I tagli ammontano nel 2011 a 1.504,5 milioni di euro che significa

  • ridurre del 50% le spese per la formazione del personale socio-sanitario
  • ridurre del 50% il personale “precario”
  • tagliare gli indennizzi previsti per le persone danneggiate da trasfusioni e vaccinazioni
  • sottrarre 23 milioni di euro al fondo di cura dei malati oncologici (per rimborsare le federazioni sportive e le quote latte)

POLITICHE SOCIALI

Ai pesanti tagli già effettuati dal Governo nel 2010, assistiamo nel 2011 a una ulteriore diminuzione delle risorse stanziate per finanziare le politiche assistenziali. L’obiettivo è quello, illustrato con chiarezza nel “Libro Bianco” fortemente voluto dal Ministro Sacconi, di arrivare a un progressivo disimpegno dello Stato dalle politiche sociali.

I dati di seguito riportati sono assai significativi

  • il Fondo nazionale per le politiche sociali /FNPS) non finanzia più i diritti soggettivi (agevolazioni alle famiglie con portatori di handicap, assegni di maternità, assegni ai nuclei familiari) poiché queste fattispecie vengono adesso finanziate con appositi capitoli di spesa
  • il Fondo per la non autosufficienza (istituito nel 2007 dal governo Prodi) è stato di fatto cancellato, tenuto conto che nel 2011 le risorse stanziate sono pari a 0 (in precedenza ammontavano a 400 milioni di euro).
  • Il Fondo nazionale per le politiche della famiglia può contare per il 2011 su un finanziamento di 51,48 milioni di euro (nel 2008 era di 346 milioni di euro)
  • Il Fondo nazionale per le politiche giovanili può contare per il 2011 su un finanziamento di 12,8 milioni di euro (nel 2008 era di 137,4 milioni di euro)

Il decreto mille proroghe ha anche riproposto, un po’ a sorpresa, la “carta acquisti”, cioè una carta di pagamento prepagata utilizzabile per soddisfare esigenze di natura alimentare, energetica e sanitaria dei cittadini più poveri. Si tratta di una misura già dimostratasi in passato discutibile, non soltanto perché poco più della metà dei beneficiari previsti dal governo (circa un milione e trecentomila persone) ha ottenuto la carta acquisti del valore di 40 euro mensili, ma soprattutto per il suo carattere “compassionevole” e per la scelta di affidare a “enti benefici” non meglio definiti piuttosto che agli enti locali la gestione dei fondi (50 milioni di euro) stanziati per il 2011.

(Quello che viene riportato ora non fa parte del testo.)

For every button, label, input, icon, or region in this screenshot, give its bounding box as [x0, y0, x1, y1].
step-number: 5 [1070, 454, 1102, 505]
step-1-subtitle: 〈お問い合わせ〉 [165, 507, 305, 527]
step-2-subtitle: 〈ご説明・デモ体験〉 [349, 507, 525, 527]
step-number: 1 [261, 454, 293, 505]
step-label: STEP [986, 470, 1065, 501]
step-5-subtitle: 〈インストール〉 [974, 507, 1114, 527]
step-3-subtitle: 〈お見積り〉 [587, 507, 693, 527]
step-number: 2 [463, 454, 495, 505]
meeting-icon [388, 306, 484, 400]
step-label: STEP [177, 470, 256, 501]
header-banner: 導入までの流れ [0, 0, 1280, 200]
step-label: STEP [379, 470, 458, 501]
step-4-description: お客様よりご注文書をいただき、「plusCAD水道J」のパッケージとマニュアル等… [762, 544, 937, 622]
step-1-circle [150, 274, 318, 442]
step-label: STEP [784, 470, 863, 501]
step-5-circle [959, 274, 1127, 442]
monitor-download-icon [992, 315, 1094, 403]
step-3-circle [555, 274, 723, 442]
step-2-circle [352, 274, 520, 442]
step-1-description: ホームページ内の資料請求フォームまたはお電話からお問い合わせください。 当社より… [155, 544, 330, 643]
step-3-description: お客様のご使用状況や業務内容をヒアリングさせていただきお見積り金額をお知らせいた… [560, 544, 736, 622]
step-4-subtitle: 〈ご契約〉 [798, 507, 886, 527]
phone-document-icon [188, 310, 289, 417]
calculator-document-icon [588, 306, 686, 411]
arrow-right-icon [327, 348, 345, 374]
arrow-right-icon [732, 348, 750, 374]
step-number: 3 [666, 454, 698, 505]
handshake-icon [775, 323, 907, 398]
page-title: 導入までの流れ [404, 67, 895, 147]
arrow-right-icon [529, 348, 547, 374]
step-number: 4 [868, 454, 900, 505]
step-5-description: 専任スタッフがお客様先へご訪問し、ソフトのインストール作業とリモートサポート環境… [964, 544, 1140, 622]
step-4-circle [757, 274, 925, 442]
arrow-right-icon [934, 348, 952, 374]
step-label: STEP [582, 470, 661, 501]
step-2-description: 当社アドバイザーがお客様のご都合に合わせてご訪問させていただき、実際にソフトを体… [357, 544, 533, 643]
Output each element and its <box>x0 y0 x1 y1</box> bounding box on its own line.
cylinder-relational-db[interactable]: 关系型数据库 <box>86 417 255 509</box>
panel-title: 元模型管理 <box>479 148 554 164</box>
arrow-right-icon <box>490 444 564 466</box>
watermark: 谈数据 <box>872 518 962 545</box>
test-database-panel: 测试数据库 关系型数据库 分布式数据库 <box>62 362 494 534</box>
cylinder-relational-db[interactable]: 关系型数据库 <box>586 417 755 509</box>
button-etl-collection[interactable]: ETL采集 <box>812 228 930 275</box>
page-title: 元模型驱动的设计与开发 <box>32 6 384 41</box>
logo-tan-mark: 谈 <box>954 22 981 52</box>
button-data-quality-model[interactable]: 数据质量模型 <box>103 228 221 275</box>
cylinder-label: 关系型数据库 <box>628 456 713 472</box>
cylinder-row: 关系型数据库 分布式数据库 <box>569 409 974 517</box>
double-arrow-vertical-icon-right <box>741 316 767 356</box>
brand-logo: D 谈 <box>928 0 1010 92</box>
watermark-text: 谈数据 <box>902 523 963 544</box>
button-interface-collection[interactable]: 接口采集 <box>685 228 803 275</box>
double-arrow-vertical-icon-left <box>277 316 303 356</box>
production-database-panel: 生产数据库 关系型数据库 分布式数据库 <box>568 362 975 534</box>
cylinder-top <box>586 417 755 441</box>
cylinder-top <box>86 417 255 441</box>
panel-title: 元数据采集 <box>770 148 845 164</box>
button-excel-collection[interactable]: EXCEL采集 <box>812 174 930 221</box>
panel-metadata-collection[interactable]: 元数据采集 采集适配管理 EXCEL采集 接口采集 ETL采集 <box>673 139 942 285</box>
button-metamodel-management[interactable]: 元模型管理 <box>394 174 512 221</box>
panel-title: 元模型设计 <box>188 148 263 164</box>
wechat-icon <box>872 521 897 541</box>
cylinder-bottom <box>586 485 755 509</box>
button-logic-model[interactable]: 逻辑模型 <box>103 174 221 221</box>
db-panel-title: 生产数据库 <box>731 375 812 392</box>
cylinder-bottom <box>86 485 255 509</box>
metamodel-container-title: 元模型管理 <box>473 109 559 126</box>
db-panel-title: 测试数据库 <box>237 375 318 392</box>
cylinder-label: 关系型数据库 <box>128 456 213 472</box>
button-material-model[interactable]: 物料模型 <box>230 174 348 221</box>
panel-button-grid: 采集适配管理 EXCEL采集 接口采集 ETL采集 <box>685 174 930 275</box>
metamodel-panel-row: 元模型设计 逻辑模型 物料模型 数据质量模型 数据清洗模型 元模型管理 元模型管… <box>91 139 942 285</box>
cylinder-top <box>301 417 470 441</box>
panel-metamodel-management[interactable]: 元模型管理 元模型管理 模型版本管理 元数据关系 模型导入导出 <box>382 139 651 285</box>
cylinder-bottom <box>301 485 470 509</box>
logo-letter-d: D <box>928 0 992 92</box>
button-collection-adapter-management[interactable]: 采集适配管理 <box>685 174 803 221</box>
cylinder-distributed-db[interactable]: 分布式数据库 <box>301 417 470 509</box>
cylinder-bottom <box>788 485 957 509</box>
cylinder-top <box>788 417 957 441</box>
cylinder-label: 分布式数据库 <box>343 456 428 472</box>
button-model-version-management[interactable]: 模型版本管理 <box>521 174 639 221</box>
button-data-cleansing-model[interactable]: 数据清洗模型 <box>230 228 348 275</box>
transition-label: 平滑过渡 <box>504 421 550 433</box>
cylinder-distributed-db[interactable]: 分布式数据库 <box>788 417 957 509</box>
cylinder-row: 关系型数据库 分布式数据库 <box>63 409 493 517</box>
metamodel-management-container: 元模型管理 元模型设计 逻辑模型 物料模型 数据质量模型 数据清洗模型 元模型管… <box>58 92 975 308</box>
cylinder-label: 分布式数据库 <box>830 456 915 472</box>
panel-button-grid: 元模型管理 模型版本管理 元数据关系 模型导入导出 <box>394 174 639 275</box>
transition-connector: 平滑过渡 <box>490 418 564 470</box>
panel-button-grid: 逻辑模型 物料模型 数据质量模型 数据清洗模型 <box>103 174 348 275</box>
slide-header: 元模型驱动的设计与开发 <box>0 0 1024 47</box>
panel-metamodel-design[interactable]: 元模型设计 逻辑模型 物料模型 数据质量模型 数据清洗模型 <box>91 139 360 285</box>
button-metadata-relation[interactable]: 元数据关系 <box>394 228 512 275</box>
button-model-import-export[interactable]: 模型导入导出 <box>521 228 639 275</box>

Allo scopo di contrastare questa politica del governo che rischia di ridimensionare drasticamente lo Stato sociale come lo abbiamo conosciuto finora, oltre che per ridare centralità al lavoro e allo sviluppo, contrastare il precariato, avere un modello contrattuale unitario e ridare fiducia ai giovani
la Cgil ha indetto lo sciopero generale per il prossimo 6 maggio.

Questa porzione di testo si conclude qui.